O tempo de lambuja
Uma entusiasta geneticista deu uma preocupante boa notícia. A pesquisadora afirmou na TV que, em breve, o ser humano poderá viver até os 150 anos. Isso deve acontecer graças aos visíveis avanços da medicina que logo permitirão a substituição das peças com defeito. Depois de uma certa quilometragem, será possível trocar um rim, retificar o pulmão e colocar um coração novinho em folha. Alguns médicos contestam essa previsão. Argumentam que a expectativa média de vida vem aumentando, mas a máxima permanece inalterada há séculos, sem ultrapassar a barreira dos 120 anos.
Discussões científicas à parte, quando se pensa sobre o que a humanidade está fazendo com o valioso patrimônio dos anos, logo se recorre à ajuda dos filósofos. A propósito desse intrigante tema — o substancial sentido da vida — em uma recente entrevista, nas páginas amarelas da revista Veja, o filósofo Luís Felipe Pondé desceu a lenha na “intelligentsia” brasileira, batendo forte nas futilidades que rondam a vida da classe média. Pondé, um pensador contemporâneo rebuscado que publica uma coluna semanal na Folha de S.Paulo, ataca a superficialidade que teria tomado conta das relações sociais. Em síntese, o indômito filósofo afirma que os problemas amorosos, sexuais e profissionais continuam os mesmos, mas que hoje estão mascarados pelo abrangente véu da hipocrisia. Os seres humanos até poderão viver mais, mas conseguirão diminuir os níveis de complicação baseados na experiência adquirida com o passar dos anos?
É fácil constatar que os indivíduos estão cada vez mais enrascados com a própria vida, basta dar uma olhada no gênero que mais vende na literatura e que inunda as prateleiras de qualquer livraria. O mercado está cheio de soluções mágicas para resolver problemas existenciais. “A última grande receita é que se você lançar no universo boas energias, ele devolverá para você coisas boas. Essa é a última solução barata que estão vendendo no mercado”, critica o pensador, que não vê solução à vista para as complicações do ser humano.

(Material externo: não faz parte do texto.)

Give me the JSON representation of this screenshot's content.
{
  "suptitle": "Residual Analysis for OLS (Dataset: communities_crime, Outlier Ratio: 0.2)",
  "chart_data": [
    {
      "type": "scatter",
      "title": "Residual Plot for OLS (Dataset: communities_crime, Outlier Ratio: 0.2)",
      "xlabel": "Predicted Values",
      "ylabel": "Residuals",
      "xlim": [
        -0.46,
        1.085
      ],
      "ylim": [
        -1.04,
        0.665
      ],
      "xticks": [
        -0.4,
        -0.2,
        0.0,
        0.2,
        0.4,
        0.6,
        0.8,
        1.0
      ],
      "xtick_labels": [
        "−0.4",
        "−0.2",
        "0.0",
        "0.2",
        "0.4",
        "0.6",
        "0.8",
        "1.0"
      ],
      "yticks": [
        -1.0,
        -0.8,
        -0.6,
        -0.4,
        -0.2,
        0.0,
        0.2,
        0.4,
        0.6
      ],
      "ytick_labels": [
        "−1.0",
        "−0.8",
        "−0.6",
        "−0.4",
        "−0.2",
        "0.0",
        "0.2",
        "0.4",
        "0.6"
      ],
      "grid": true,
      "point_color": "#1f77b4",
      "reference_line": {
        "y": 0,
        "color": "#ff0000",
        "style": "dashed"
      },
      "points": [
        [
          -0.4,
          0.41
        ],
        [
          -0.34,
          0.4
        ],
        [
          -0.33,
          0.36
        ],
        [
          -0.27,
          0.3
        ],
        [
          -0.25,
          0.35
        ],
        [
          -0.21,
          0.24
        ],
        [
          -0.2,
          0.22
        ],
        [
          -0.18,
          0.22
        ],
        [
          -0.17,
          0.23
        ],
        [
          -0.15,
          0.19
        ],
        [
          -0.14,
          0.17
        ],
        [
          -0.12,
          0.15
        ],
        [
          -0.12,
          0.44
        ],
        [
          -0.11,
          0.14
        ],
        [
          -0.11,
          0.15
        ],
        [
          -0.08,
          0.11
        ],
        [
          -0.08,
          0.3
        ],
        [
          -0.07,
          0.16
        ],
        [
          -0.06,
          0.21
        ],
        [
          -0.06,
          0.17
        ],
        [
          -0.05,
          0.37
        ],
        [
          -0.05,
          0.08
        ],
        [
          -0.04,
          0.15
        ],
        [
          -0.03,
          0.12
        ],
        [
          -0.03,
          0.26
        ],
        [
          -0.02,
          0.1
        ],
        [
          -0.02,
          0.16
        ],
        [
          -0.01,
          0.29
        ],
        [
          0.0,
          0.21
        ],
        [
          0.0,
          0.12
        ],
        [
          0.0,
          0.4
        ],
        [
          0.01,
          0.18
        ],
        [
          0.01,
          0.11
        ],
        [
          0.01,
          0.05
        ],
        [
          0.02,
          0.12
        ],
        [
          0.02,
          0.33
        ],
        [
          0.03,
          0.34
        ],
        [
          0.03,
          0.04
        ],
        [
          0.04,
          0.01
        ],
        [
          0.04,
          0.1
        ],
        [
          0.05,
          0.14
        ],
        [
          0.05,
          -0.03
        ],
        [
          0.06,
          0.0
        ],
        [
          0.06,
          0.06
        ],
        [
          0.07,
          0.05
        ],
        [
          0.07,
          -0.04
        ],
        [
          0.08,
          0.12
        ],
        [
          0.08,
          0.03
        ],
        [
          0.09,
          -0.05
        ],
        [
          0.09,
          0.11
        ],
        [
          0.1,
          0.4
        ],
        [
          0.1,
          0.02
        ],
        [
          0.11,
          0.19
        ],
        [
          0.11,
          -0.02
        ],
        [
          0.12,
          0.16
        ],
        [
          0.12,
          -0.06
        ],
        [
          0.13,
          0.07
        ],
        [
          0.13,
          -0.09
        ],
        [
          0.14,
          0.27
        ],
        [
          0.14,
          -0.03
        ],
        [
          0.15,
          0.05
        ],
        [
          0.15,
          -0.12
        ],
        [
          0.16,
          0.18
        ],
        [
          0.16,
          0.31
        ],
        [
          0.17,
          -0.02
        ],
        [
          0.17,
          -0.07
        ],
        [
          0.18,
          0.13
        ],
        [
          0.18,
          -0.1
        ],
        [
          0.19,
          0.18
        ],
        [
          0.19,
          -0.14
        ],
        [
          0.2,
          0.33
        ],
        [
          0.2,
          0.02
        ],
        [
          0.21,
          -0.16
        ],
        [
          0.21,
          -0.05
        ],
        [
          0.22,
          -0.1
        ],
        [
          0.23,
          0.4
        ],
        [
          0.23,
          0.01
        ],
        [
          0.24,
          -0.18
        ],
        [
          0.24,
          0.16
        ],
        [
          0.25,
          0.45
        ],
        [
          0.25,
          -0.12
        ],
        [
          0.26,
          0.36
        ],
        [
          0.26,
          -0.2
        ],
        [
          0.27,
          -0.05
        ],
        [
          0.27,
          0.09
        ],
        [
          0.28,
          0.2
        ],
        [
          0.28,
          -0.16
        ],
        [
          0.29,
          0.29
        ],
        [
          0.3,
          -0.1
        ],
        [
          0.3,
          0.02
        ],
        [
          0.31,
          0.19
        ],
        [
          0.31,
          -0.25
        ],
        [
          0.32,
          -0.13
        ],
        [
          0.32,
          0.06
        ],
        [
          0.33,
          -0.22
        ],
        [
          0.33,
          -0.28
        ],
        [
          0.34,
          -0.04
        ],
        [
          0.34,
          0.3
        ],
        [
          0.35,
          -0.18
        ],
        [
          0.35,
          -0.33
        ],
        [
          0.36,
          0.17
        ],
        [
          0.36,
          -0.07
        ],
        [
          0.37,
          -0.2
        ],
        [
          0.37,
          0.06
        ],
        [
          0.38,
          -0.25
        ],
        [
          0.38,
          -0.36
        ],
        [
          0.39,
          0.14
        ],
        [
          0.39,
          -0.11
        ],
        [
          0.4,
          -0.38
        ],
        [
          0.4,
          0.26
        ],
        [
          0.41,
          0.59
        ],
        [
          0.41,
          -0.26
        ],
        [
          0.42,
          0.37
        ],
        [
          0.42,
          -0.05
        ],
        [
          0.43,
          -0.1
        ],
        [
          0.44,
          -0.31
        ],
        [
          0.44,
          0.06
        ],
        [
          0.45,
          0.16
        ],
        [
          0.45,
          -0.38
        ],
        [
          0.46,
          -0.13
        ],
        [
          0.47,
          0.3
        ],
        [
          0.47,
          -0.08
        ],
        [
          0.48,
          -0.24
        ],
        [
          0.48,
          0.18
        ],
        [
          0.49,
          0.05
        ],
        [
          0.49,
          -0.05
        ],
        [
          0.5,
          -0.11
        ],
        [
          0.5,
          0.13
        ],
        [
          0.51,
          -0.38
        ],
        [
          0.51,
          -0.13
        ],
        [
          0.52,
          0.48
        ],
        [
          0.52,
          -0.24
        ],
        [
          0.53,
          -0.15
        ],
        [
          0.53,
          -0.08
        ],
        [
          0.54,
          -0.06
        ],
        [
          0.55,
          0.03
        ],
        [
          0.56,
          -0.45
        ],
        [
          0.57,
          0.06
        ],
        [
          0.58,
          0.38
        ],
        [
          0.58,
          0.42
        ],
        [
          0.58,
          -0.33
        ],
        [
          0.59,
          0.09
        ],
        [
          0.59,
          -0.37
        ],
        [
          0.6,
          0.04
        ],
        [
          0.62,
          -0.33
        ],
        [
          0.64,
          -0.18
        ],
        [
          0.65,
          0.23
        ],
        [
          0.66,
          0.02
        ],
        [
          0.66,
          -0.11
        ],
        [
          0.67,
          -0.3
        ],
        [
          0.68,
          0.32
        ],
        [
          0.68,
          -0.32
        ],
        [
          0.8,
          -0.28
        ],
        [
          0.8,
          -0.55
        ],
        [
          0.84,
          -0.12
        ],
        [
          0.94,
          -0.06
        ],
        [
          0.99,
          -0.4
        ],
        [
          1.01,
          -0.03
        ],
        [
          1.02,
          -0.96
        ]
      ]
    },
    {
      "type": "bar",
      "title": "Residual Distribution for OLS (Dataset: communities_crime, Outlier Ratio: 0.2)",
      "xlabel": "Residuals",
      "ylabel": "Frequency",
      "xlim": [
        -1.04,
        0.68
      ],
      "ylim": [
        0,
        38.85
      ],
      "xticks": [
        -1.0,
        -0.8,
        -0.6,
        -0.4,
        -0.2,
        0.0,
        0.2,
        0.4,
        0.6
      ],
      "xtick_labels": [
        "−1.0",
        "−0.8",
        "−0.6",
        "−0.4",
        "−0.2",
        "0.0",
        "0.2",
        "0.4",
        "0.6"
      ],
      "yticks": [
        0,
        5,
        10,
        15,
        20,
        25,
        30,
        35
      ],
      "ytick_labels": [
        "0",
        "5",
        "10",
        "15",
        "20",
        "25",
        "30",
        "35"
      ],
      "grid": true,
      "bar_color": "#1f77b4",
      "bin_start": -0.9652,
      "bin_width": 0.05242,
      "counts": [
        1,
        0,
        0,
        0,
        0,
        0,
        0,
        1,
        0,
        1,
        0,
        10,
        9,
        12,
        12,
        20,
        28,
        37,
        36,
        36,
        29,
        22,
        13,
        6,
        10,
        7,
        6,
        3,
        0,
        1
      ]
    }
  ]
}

O Globo Repórter da sexta-feira, 15 de julho, contrariou um pouco esses ácidos questionamentos do entrevistado da Veja. O programa desnudou histórias de pessoas que deram uma guinada na vida, em plena terceira idade, gente que aos 60 anos está fazendo planos para mais 10, 20 ou 30 anos. No encerramento, o próprio repórter Alberto Gaspar, um cinquentão que no início da carreira trabalhou em Ribeirão Preto, destacou a importância da realização para o bem-estar. Apareceram na tela os relatos de quem precisou mudar de profissão para garantir uma vida mais longa e mais saudável. O pedreiro que virou fotógrafo, a japonesa que se tornou campeã de natação aos 70 e a mulher que conseguiu ser mãe faltando um mês para completar 50 anos. A reportagem mostrou que essa prorrogação da longevidade abre caminho para a realização dos sonhos adiados e adormecidos. As histórias de gente do povo mostraram que, na maioria das vezes, o caminho da felicidade cruza com o da simplicidade. E olha que esse pessoal todo entrevistado pelo Globo Repórter talvez ainda nem soubesse desse faceiro tempo de lambuja, que a visionária geneticista disse que nos espera logo ali.